Literally everyone already knows the problems with scaling compute and data. This is not a deep insight. His assertion that we can't keep scaling GPUs is apparently not being taken seriously by _anyone_ else.
While I do understand your sentiment, it might be worth noting the author is the author of bitandbytes. Which is one of the first library with quantization methods built in and was(?) one of the most used inference engines.

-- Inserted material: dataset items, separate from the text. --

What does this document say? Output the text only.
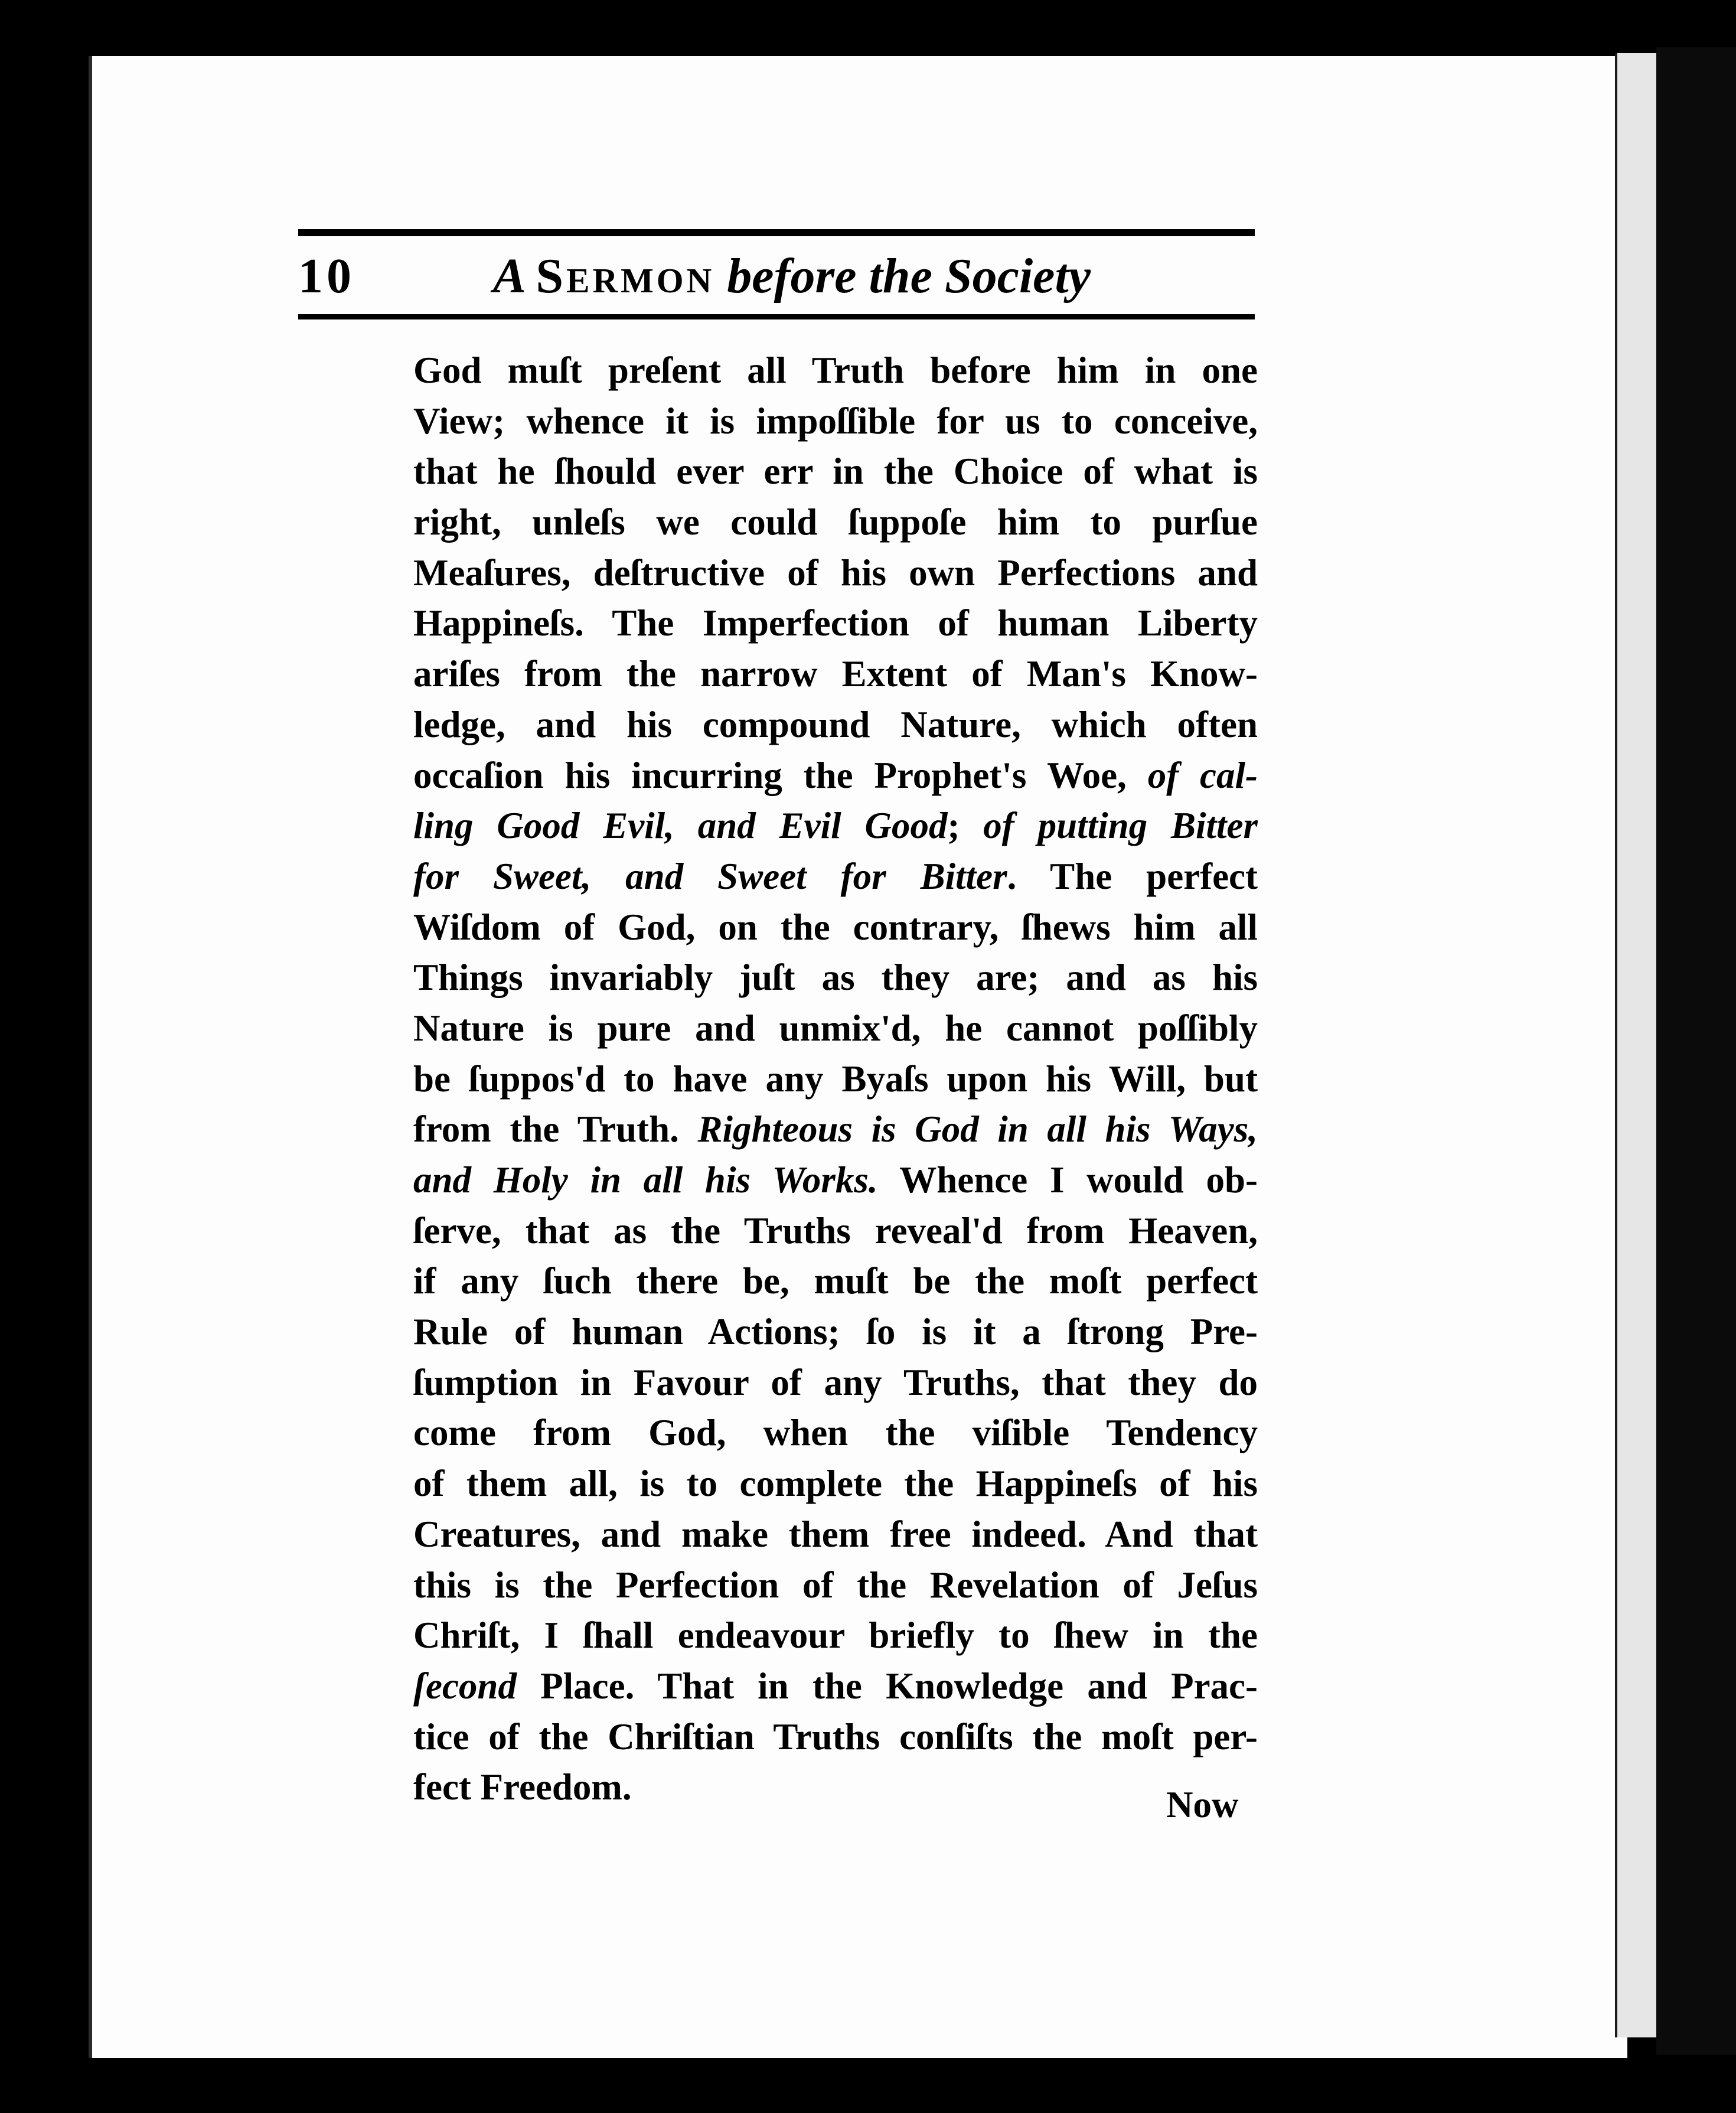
10	A Sermon before the Society
God muſt preſent all Truth before him in one
View; whence it is impoſſible for us to conceive,
that he ſhould ever err in the Choice of what is
right, unleſs we could ſuppoſe him to purſue
Meaſures, deſtructive of his own Perfections and
Happineſs. The Imperfection of human Liberty
ariſes from the narrow Extent of Man's Know-
ledge, and his compound Nature, which often
occaſion his incurring the Prophet's Woe, of cal-
ling Good Evil, and Evil Good; of putting Bitter
for Sweet, and Sweet for Bitter. The perfect
Wiſdom of God, on the contrary, ſhews him all
Things invariably juſt as they are; and as his
Nature is pure and unmix'd, he cannot poſſibly
be ſuppos'd to have any Byaſs upon his Will, but
from the Truth. Righteous is God in all his Ways,
and Holy in all his Works. Whence I would ob-
ſerve, that as the Truths reveal'd from Heaven,
if any ſuch there be, muſt be the moſt perfect
Rule of human Actions; ſo is it a ſtrong Pre-
ſumption in Favour of any Truths, that they do
come from God, when the viſible Tendency
of them all, is to complete the Happineſs of his
Creatures, and make them free indeed. And that
this is the Perfection of the Revelation of Jeſus
Chriſt, I ſhall endeavour briefly to ſhew in the
ſecond Place. That in the Knowledge and Prac-
tice of the Chriſtian Truths conſiſts the moſt per-
fect Freedom.	Now
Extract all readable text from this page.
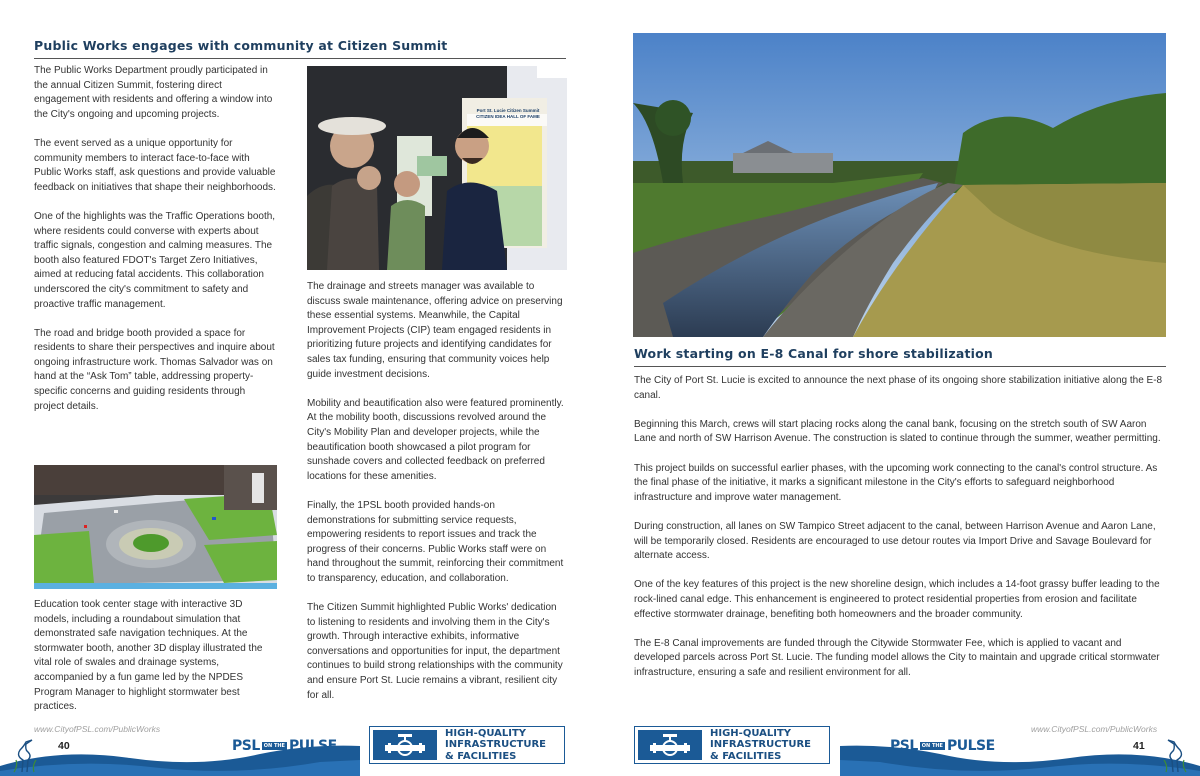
Public Works engages with community at Citizen Summit

The Public Works Department proudly participated in the annual Citizen Summit, fostering direct engagement with residents and offering a window into the City's ongoing and upcoming projects.

The event served as a unique opportunity for community members to interact face-to-face with Public Works staff, ask questions and provide valuable feedback on initiatives that shape their neighborhoods.

One of the highlights was the Traffic Operations booth, where residents could converse with experts about traffic signals, congestion and calming measures. The booth also featured FDOT's Target Zero Initiatives, aimed at reducing fatal accidents. This collaboration underscored the city's commitment to safety and proactive traffic management.

The road and bridge booth provided a space for residents to share their perspectives and inquire about ongoing infrastructure work. Thomas Salvador was on hand at the “Ask Tom” table, addressing property-specific concerns and guiding residents through project details.

Education took center stage with interactive 3D models, including a roundabout simulation that demonstrated safe navigation techniques. At the stormwater booth, another 3D display illustrated the vital role of swales and drainage systems, accompanied by a fun game led by the NPDES Program Manager to highlight stormwater best practices.

Port St. Lucie Citizen Summit
CITIZEN IDEA HALL OF FAME

The drainage and streets manager was available to discuss swale maintenance, offering advice on preserving these essential systems. Meanwhile, the Capital Improvement Projects (CIP) team engaged residents in prioritizing future projects and identifying candidates for sales tax funding, ensuring that community voices help guide investment decisions.

Mobility and beautification also were featured prominently. At the mobility booth, discussions revolved around the City's Mobility Plan and developer projects, while the beautification booth showcased a pilot program for sunshade covers and collected feedback on preferred locations for these amenities.

Finally, the 1PSL booth provided hands-on demonstrations for submitting service requests, empowering residents to report issues and track the progress of their concerns. Public Works staff were on hand throughout the summit, reinforcing their commitment to transparency, education, and collaboration.

The Citizen Summit highlighted Public Works' dedication to listening to residents and involving them in the City's growth. Through interactive exhibits, informative conversations and opportunities for input, the department continues to build strong relationships with the community and ensure Port St. Lucie remains a vibrant, resilient city for all.

www.CityofPSL.com/PublicWorks
40	PSL ON THE PULSE
HIGH-QUALITY
INFRASTRUCTURE
& FACILITIES
Work starting on E-8 Canal for shore stabilization

The City of Port St. Lucie is excited to announce the next phase of its ongoing shore stabilization initiative along the E-8 canal.

Beginning this March, crews will start placing rocks along the canal bank, focusing on the stretch south of SW Aaron Lane and north of SW Harrison Avenue. The construction is slated to continue through the summer, weather permitting.

This project builds on successful earlier phases, with the upcoming work connecting to the canal's control structure. As the final phase of the initiative, it marks a significant milestone in the City's efforts to safeguard neighborhood infrastructure and improve water management.

During construction, all lanes on SW Tampico Street adjacent to the canal, between Harrison Avenue and Aaron Lane, will be temporarily closed. Residents are encouraged to use detour routes via Import Drive and Savage Boulevard for alternate access.

One of the key features of this project is the new shoreline design, which includes a 14-foot grassy buffer leading to the rock-lined canal edge. This enhancement is engineered to protect residential properties from erosion and facilitate effective stormwater drainage, benefiting both homeowners and the broader community.

The E-8 Canal improvements are funded through the Citywide Stormwater Fee, which is applied to vacant and developed parcels across Port St. Lucie. The funding model allows the City to maintain and upgrade critical stormwater infrastructure, ensuring a safe and resilient environment for all.

HIGH-QUALITY
INFRASTRUCTURE
& FACILITIES
www.CityofPSL.com/PublicWorks
PSL ON THE PULSE	41
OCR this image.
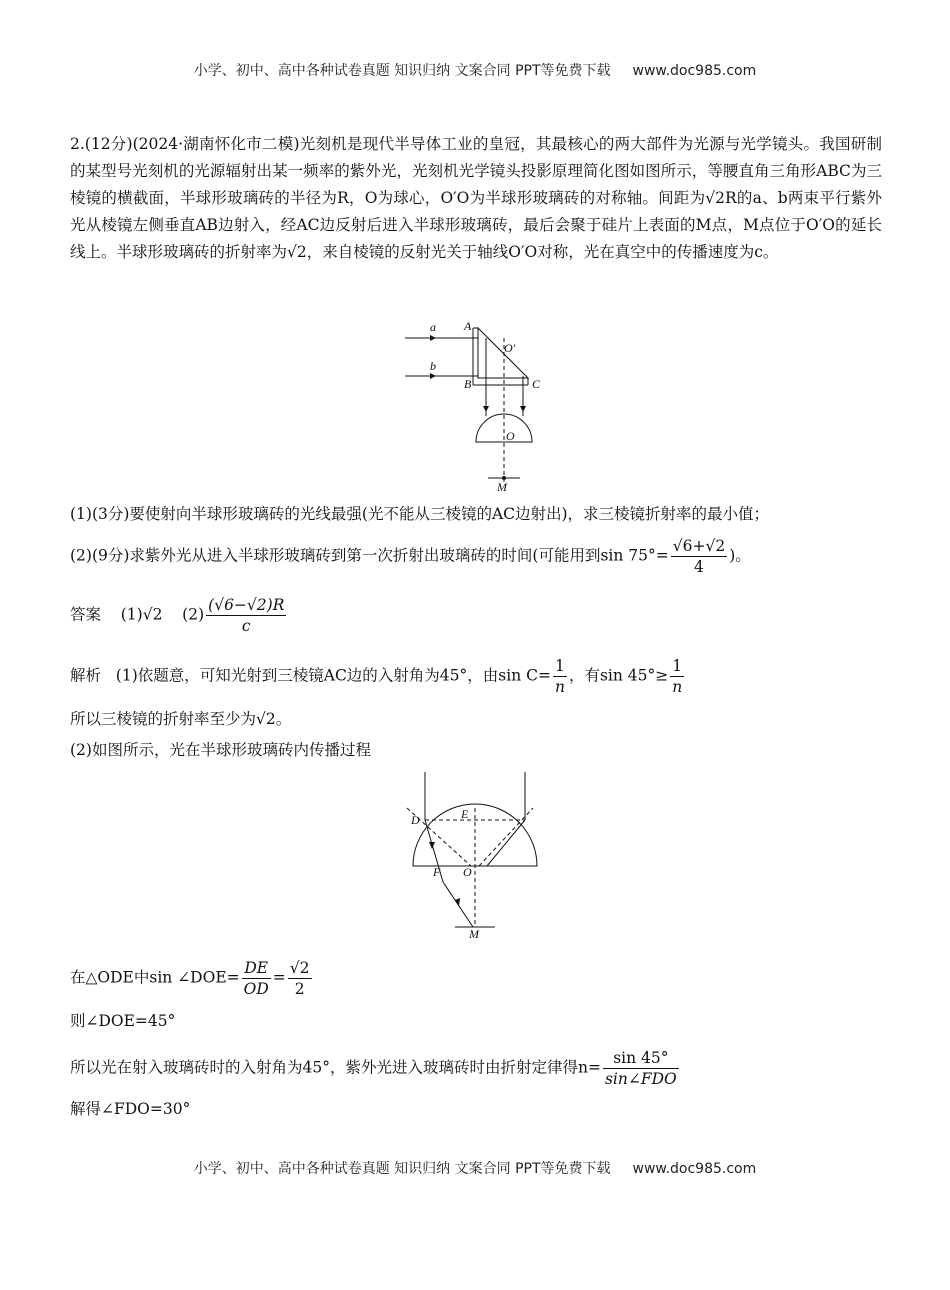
小学、初中、高中各种试卷真题 知识归纳 文案合同 PPT等免费下载 www.doc985.com
2.(12分)(2024·湖南怀化市二模)光刻机是现代半导体工业的皇冠，其最核心的两大部件为光源与光学镜头。我国研制的某型号光刻机的光源辐射出某一频率的紫外光，光刻机光学镜头投影原理简化图如图所示，等腰直角三角形ABC为三棱镜的横截面，半球形玻璃砖的半径为R，O为球心，O′O为半球形玻璃砖的对称轴。间距为√2R的a、b两束平行紫外光从棱镜左侧垂直AB边射入，经AC边反射后进入半球形玻璃砖，最后会聚于硅片上表面的M点，M点位于O′O的延长线上。半球形玻璃砖的折射率为√2，来自棱镜的反射光关于轴线O′O对称，光在真空中的传播速度为c。
a A
O′
b
B	C
O
M
(1)(3分)要使射向半球形玻璃砖的光线最强(光不能从三棱镜的AC边射出)，求三棱镜折射率的最小值；
(2)(9分)求紫外光从进入半球形玻璃砖到第一次折射出玻璃砖的时间(可能用到$\sin 75^\circ= \frac{√6+√2}{4}$ )。
答案 (1)√2 $(2) \frac{(√6-√2)R}{c}$
解析 (1)依题意，可知光射到三棱镜AC边的入射角为45°，由$\sin C= \frac{1}{n}$ ，有$\sin 45^\circ\ge \frac{1}{n}$
所以三棱镜的折射率至少为√2。
(2)如图所示，光在半球形玻璃砖内传播过程
D	E
F O
M
在△ODE中sin ∠DOE= $\frac{DE}{OD} = \frac{√2}{2}$
则∠DOE=45°
所以光在射入玻璃砖时的入射角为45°，紫外光进入玻璃砖时由折射定律得$n= \frac{\sin 45^\circ}{\text{sin∠FDO}}$
解得∠FDO=30°
小学、初中、高中各种试卷真题 知识归纳 文案合同 PPT等免费下载 www.doc985.com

I’m pretty sure transformers from HF still uses this as the Python to CUDA framework
> They believe model capabilities do not matter as much as application.
Tell me their tone when their hardware can match up.
It doesn't matter because they can't make it matter (yet).
Claude Opus 4.6: 65.5%
GLM-5: 62.6%
GPT-5.2: 60.3%
Gemini 3 Pro: 59.1%
Why is GLM 5 more expensive than GLM 4.7 even when using sparse attention?
There is also a GLM 5-code model.
2. cost is only a singular input into price determination and we really have absolutely zero idea what the margins on inference even are so assuming the current pricing is actually connected to costs is suspect.
I am still waiting if they'd launch GLM-5 Air series,which would run on consumer hardware.
So far I haven't managed to get comparably good results out of any other local model including Devstral 2 Small and the more recent Qwen-Coder-Next.
We already know that intelligence scales with the log of tokens used for reasoning, but Anthropic seems to have much more powerful non-reasoning models than its competitors.
I read somewhere that they have a policy of not advancing capabilities too much, so could it be that they are sandbagging and releasing models with artificially capped reasoning to be at a similar level to their competitors?
How do you read this?
Intelligence per <consumable> feels closer. Per dollar, or per second, or per watt.
Dollar/watt are not public and time has confounders like hardware.